Tens of thousands joined the marches calling for his resignation and handover of power to opposition leader Sviatlana Tsikhanouskaya, who fled to neighboring Lithuania and last week met both President Joe Biden and British Prime Minister Boris Johnson.

Lukashenko is out of the protest movement – thousands of people have been arrested and many remain in prison – but observers say it has made him more belligerent and sensitive to criticism.

Belarusian Krystsina Tsimanouskaya reacts during the women’s 200m final on day four of the 2019 Summer Universiade in Naples, Italy.Ivan Romano File / Getty Images

According to Elena Korosteleva, professor of international politics at the University of Kent in England, the target audience for the action against Tsimanouskaya was very much ordinary Belarusians.

“You can see how they exaggerated it all – just a brief criticism by a sprinter of the Belarusian bureaucracy suddenly turned into an international scandal. It’s another show of power, ”she said.

“What Lukashenko is aiming for is ‘fear of the project’, to show that even at these Games in Japan, he can still reach out and punish anyone who disagrees or dares to criticize.”

A murder investigation is underway in Kiev, Ukraine, after a prominent Belarusian who helped compatriots escape persecution was found hanged in a park.

Belarus made headlines in May when a flight taking 26-year-old Belarusian journalist and activist Roman Protasevich from Greece to Lithuania was intercepted by fighter jets and rerouted to Minsk, the Belarusian capital, under the pretext of ‘a false bomb threat.

Protasevich was arrested and later confessed to plotting to bring down the president in a TV interview. Opposition figures said he was forced to participate in a propaganda exercise.

And on Friday, Lukashenko told Belta state television that he was ready to mobilize 500,000 troops to defend its borders against an unspecified enemy, with the support of Russian forces if necessary.

The events of the past week show how the Lukashenko regime, short of international friends and with latent resentment at home, is doing everything it can to secure power, experts say.

Lukashenko “feels very vulnerable at the moment because he knows he is very dependent on Russia, which seems to be the sole protector of Belarus at the moment,” Korosteleva said. “He knows he remains very vulnerable against his own people, and of course against the international community.
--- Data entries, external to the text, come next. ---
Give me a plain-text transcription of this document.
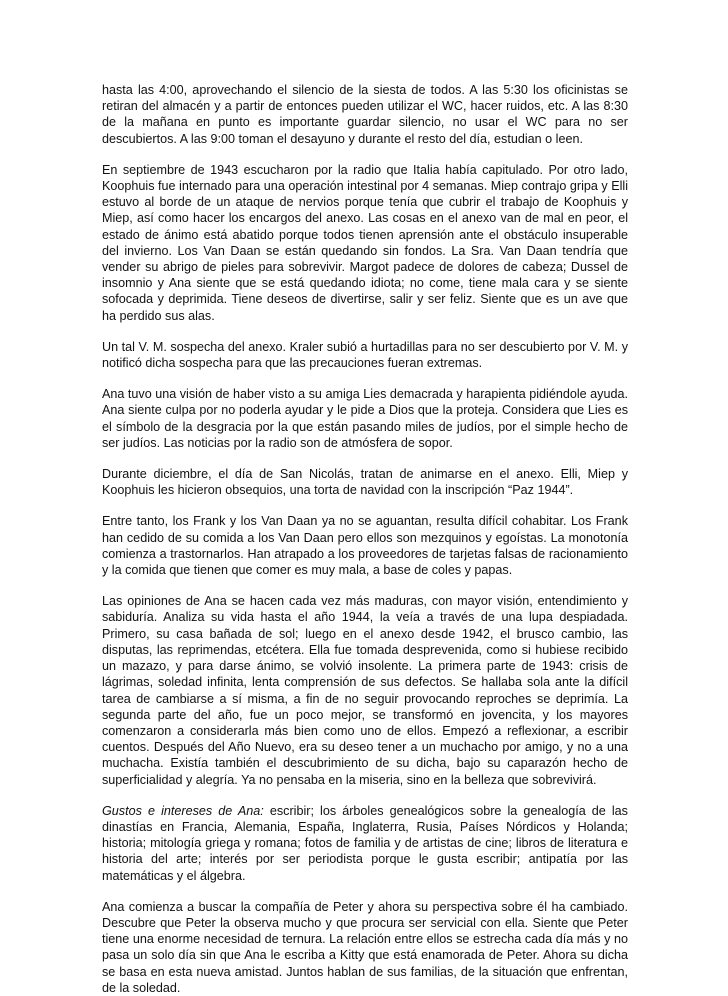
hasta las 4:00, aprovechando el silencio de la siesta de todos. A las 5:30 los oficinistas se retiran del almacén y a partir de entonces pueden utilizar el WC, hacer ruidos, etc. A las 8:30 de la mañana en punto es importante guardar silencio, no usar el WC para no ser descubiertos. A las 9:00 toman el desayuno y durante el resto del día, estudian o leen.

En septiembre de 1943 escucharon por la radio que Italia había capitulado. Por otro lado, Koophuis fue internado para una operación intestinal por 4 semanas. Miep contrajo gripa y Elli estuvo al borde de un ataque de nervios porque tenía que cubrir el trabajo de Koophuis y Miep, así como hacer los encargos del anexo. Las cosas en el anexo van de mal en peor, el estado de ánimo está abatido porque todos tienen aprensión ante el obstáculo insuperable del invierno. Los Van Daan se están quedando sin fondos. La Sra. Van Daan tendría que vender su abrigo de pieles para sobrevivir. Margot padece de dolores de cabeza; Dussel de insomnio y Ana siente que se está quedando idiota; no come, tiene mala cara y se siente sofocada y deprimida. Tiene deseos de divertirse, salir y ser feliz. Siente que es un ave que ha perdido sus alas.

Un tal V. M. sospecha del anexo. Kraler subió a hurtadillas para no ser descubierto por V. M. y notificó dicha sospecha para que las precauciones fueran extremas.

Ana tuvo una visión de haber visto a su amiga Lies demacrada y harapienta pidiéndole ayuda. Ana siente culpa por no poderla ayudar y le pide a Dios que la proteja. Considera que Lies es el símbolo de la desgracia por la que están pasando miles de judíos, por el simple hecho de ser judíos. Las noticias por la radio son de atmósfera de sopor.

Durante diciembre, el día de San Nicolás, tratan de animarse en el anexo. Elli, Miep y Koophuis les hicieron obsequios, una torta de navidad con la inscripción “Paz 1944”.

Entre tanto, los Frank y los Van Daan ya no se aguantan, resulta difícil cohabitar. Los Frank han cedido de su comida a los Van Daan pero ellos son mezquinos y egoístas. La monotonía comienza a trastornarlos. Han atrapado a los proveedores de tarjetas falsas de racionamiento y la comida que tienen que comer es muy mala, a base de coles y papas.

Las opiniones de Ana se hacen cada vez más maduras, con mayor visión, entendimiento y sabiduría. Analiza su vida hasta el año 1944, la veía a través de una lupa despiadada. Primero, su casa bañada de sol; luego en el anexo desde 1942, el brusco cambio, las disputas, las reprimendas, etcétera. Ella fue tomada desprevenida, como si hubiese recibido un mazazo, y para darse ánimo, se volvió insolente. La primera parte de 1943: crisis de lágrimas, soledad infinita, lenta comprensión de sus defectos. Se hallaba sola ante la difícil tarea de cambiarse a sí misma, a fin de no seguir provocando reproches se deprimía. La segunda parte del año, fue un poco mejor, se transformó en jovencita, y los mayores comenzaron a considerarla más bien como uno de ellos. Empezó a reflexionar, a escribir cuentos. Después del Año Nuevo, era su deseo tener a un muchacho por amigo, y no a una muchacha. Existía también el descubrimiento de su dicha, bajo su caparazón hecho de superficialidad y alegría. Ya no pensaba en la miseria, sino en la belleza que sobrevivirá.

Gustos e intereses de Ana: escribir; los árboles genealógicos sobre la genealogía de las dinastías en Francia, Alemania, España, Inglaterra, Rusia, Países Nórdicos y Holanda; historia; mitología griega y romana; fotos de familia y de artistas de cine; libros de literatura e historia del arte; interés por ser periodista porque le gusta escribir; antipatía por las matemáticas y el álgebra.

Ana comienza a buscar la compañía de Peter y ahora su perspectiva sobre él ha cambiado. Descubre que Peter la observa mucho y que procura ser servicial con ella. Siente que Peter tiene una enorme necesidad de ternura. La relación entre ellos se estrecha cada día más y no pasa un solo día sin que Ana le escriba a Kitty que está enamorada de Peter. Ahora su dicha se basa en esta nueva amistad. Juntos hablan de sus familias, de la situación que enfrentan, de la soledad.
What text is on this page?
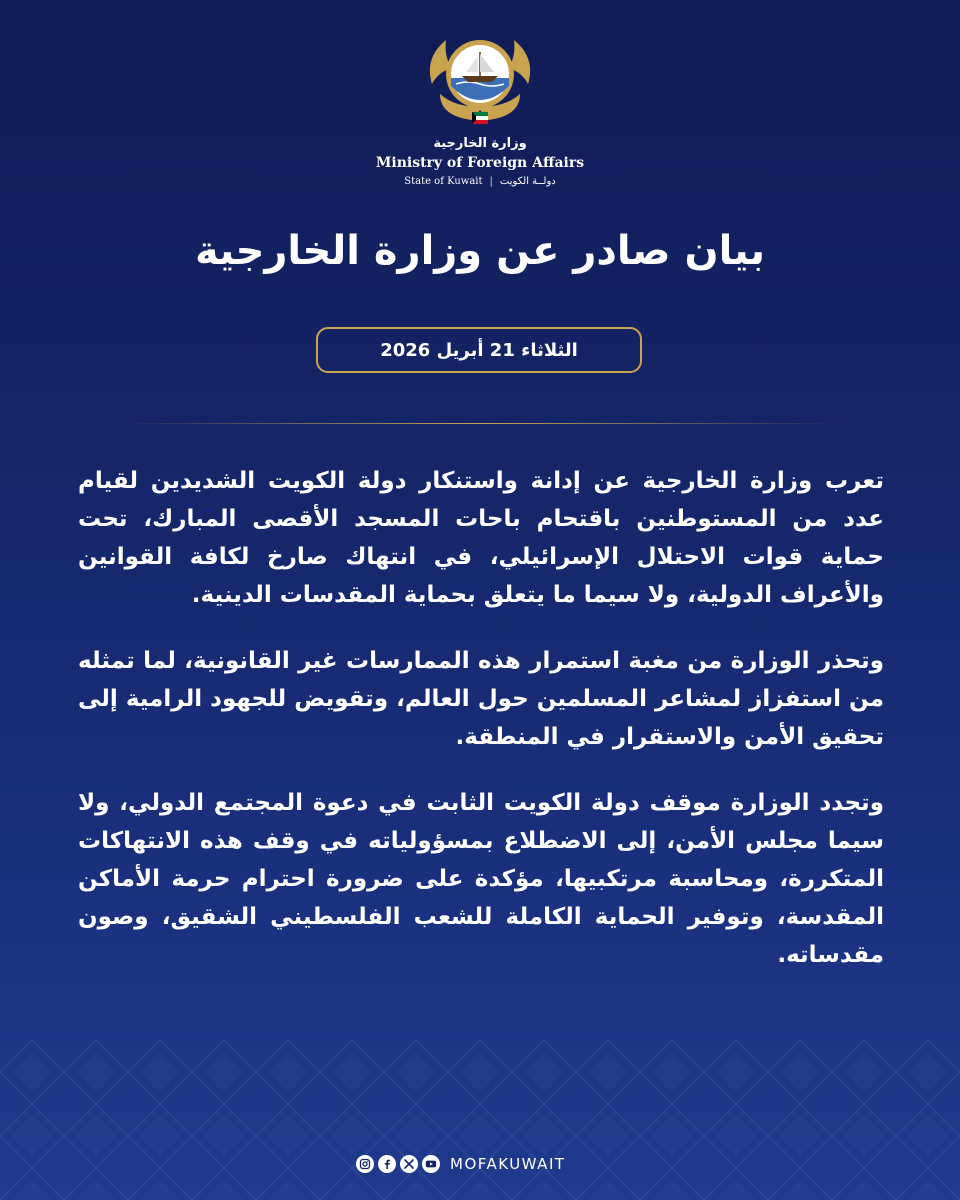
وزارة الخارجية
Ministry of Foreign Affairs
State of Kuwait | دولــة الكويت
بيان صادر عن وزارة الخارجية
الثلاثاء 21 أبريل 2026

تعرب وزارة الخارجية عن إدانة واستنكار دولة الكويت الشديدين لقيام عدد من المستوطنين باقتحام باحات المسجد الأقصى المبارك، تحت حماية قوات الاحتلال الإسرائيلي، في انتهاك صارخ لكافة القوانين والأعراف الدولية، ولا سيما ما يتعلق بحماية المقدسات الدينية.

وتحذر الوزارة من مغبة استمرار هذه الممارسات غير القانونية، لما تمثله من استفزاز لمشاعر المسلمين حول العالم، وتقويض للجهود الرامية إلى تحقيق الأمن والاستقرار في المنطقة.

وتجدد الوزارة موقف دولة الكويت الثابت في دعوة المجتمع الدولي، ولا سيما مجلس الأمن، إلى الاضطلاع بمسؤولياته في وقف هذه الانتهاكات المتكررة، ومحاسبة مرتكبيها، مؤكدة على ضرورة احترام حرمة الأماكن المقدسة، وتوفير الحماية الكاملة للشعب الفلسطيني الشقيق، وصون مقدساته.

MOFAKUWAIT
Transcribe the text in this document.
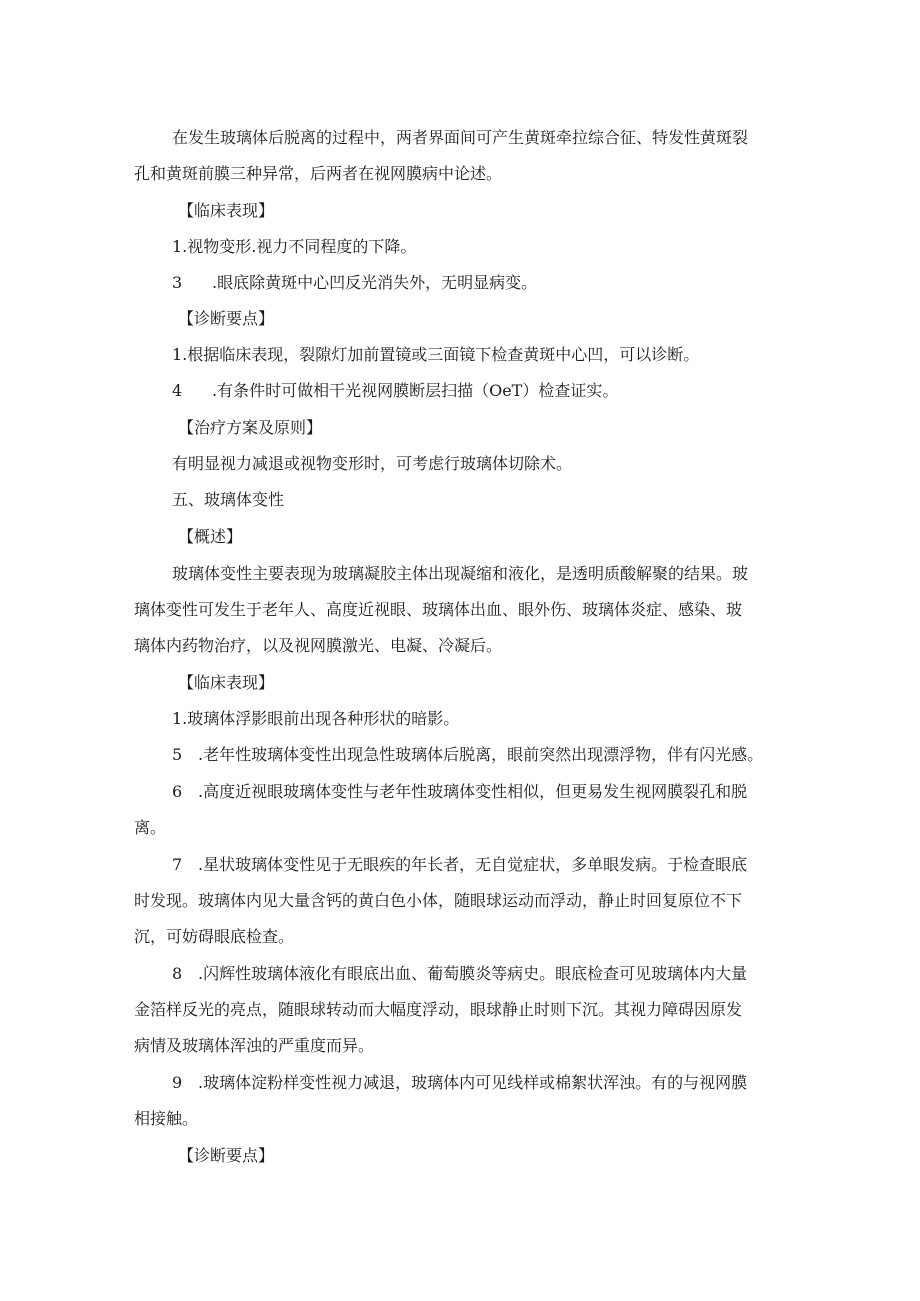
在发生玻璃体后脱离的过程中，两者界面间可产生黄斑牵拉综合征、特发性黄斑裂
孔和黄斑前膜三种异常，后两者在视网膜病中论述。
【临床表现】
1.视物变形.视力不同程度的下降。
3 .眼底除黄斑中心凹反光消失外，无明显病变。
【诊断要点】
1.根据临床表现，裂隙灯加前置镜或三面镜下检查黄斑中心凹，可以诊断。
4 .有条件时可做相干光视网膜断层扫描（OeT）检查证实。
【治疗方案及原则】
有明显视力减退或视物变形时，可考虑行玻璃体切除术。
五、玻璃体变性
【概述】
玻璃体变性主要表现为玻璃凝胶主体出现凝缩和液化，是透明质酸解聚的结果。玻
璃体变性可发生于老年人、高度近视眼、玻璃体出血、眼外伤、玻璃体炎症、感染、玻
璃体内药物治疗，以及视网膜激光、电凝、冷凝后。
【临床表现】
1.玻璃体浮影眼前出现各种形状的暗影。
5 .老年性玻璃体变性出现急性玻璃体后脱离，眼前突然出现漂浮物，伴有闪光感。
6 .高度近视眼玻璃体变性与老年性玻璃体变性相似，但更易发生视网膜裂孔和脱
离。
7 .星状玻璃体变性见于无眼疾的年长者，无自觉症状，多单眼发病。于检查眼底
时发现。玻璃体内见大量含钙的黄白色小体，随眼球运动而浮动，静止时回复原位不下
沉，可妨碍眼底检查。
8 .闪辉性玻璃体液化有眼底出血、葡萄膜炎等病史。眼底检查可见玻璃体内大量
金箔样反光的亮点，随眼球转动而大幅度浮动，眼球静止时则下沉。其视力障碍因原发
病情及玻璃体浑浊的严重度而异。
9 .玻璃体淀粉样变性视力减退，玻璃体内可见线样或棉絮状浑浊。有的与视网膜
相接触。
【诊断要点】
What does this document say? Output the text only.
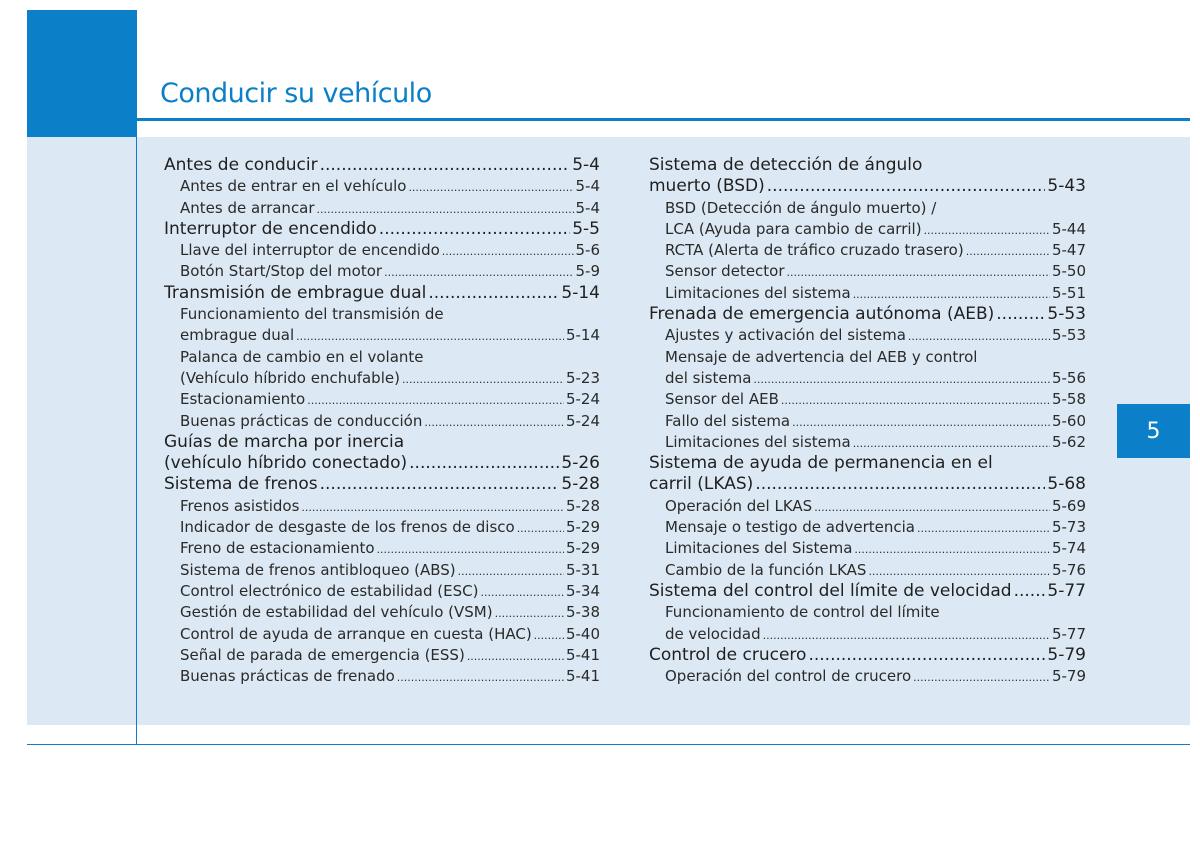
Conducir su vehículo
5
Antes de conducir .....	5-4
Antes de entrar en el vehículo .....	5-4
Antes de arrancar .....	5-4
Interruptor de encendido .....	5-5
Llave del interruptor de encendido .....	5-6
Botón Start/Stop del motor .....	5-9
Transmisión de embrague dual .....	5-14
Funcionamiento del transmisión de
embrague dual .....	5-14
Palanca de cambio en el volante
(Vehículo híbrido enchufable) .....	5-23
Estacionamiento .....	5-24
Buenas prácticas de conducción .....	5-24
Guías de marcha por inercia
(vehículo híbrido conectado) .....	5-26
Sistema de frenos .....	5-28
Frenos asistidos .....	5-28
Indicador de desgaste de los frenos de disco .....	5-29
Freno de estacionamiento .....	5-29
Sistema de frenos antibloqueo (ABS) .....	5-31
Control electrónico de estabilidad (ESC) .....	5-34
Gestión de estabilidad del vehículo (VSM) .....	5-38
Control de ayuda de arranque en cuesta (HAC) ..... 5-40
Señal de parada de emergencia (ESS) .....	5-41
Buenas prácticas de frenado .....	5-41
Sistema de detección de ángulo
muerto (BSD) .....	5-43
BSD (Detección de ángulo muerto) /
LCA (Ayuda para cambio de carril) .....	5-44
RCTA (Alerta de tráfico cruzado trasero) .....	5-47
Sensor detector .....	5-50
Limitaciones del sistema .....	5-51
Frenada de emergencia autónoma (AEB) .....	5-53
Ajustes y activación del sistema .....	5-53
Mensaje de advertencia del AEB y control
del sistema .....	5-56
Sensor del AEB .....	5-58
Fallo del sistema .....	5-60
Limitaciones del sistema .....	5-62
Sistema de ayuda de permanencia en el
carril (LKAS) .....	5-68
Operación del LKAS .....	5-69
Mensaje o testigo de advertencia .....	5-73
Limitaciones del Sistema .....	5-74
Cambio de la función LKAS .....	5-76
Sistema del control del límite de velocidad ..... 5-77
Funcionamiento de control del límite
de velocidad .....	5-77
Control de crucero .....	5-79
Operación del control de crucero .....	5-79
Although Lukashenko has said he will step down once the country adopts a new constitution, experts say this is unlikely to happen anytime soon. Meanwhile, the lingering resentment of Belarusians who think he stole the 2020 election seems to be slowly building up.

“Lukashenko has succeeded in directly thwarting all street protests, but indirect resistance continues and it survives through all kinds of digital means, through social media,” Korosteleva said. “This means that one way or another, if not today, the Lukashenko regime is definitely coming to an end.”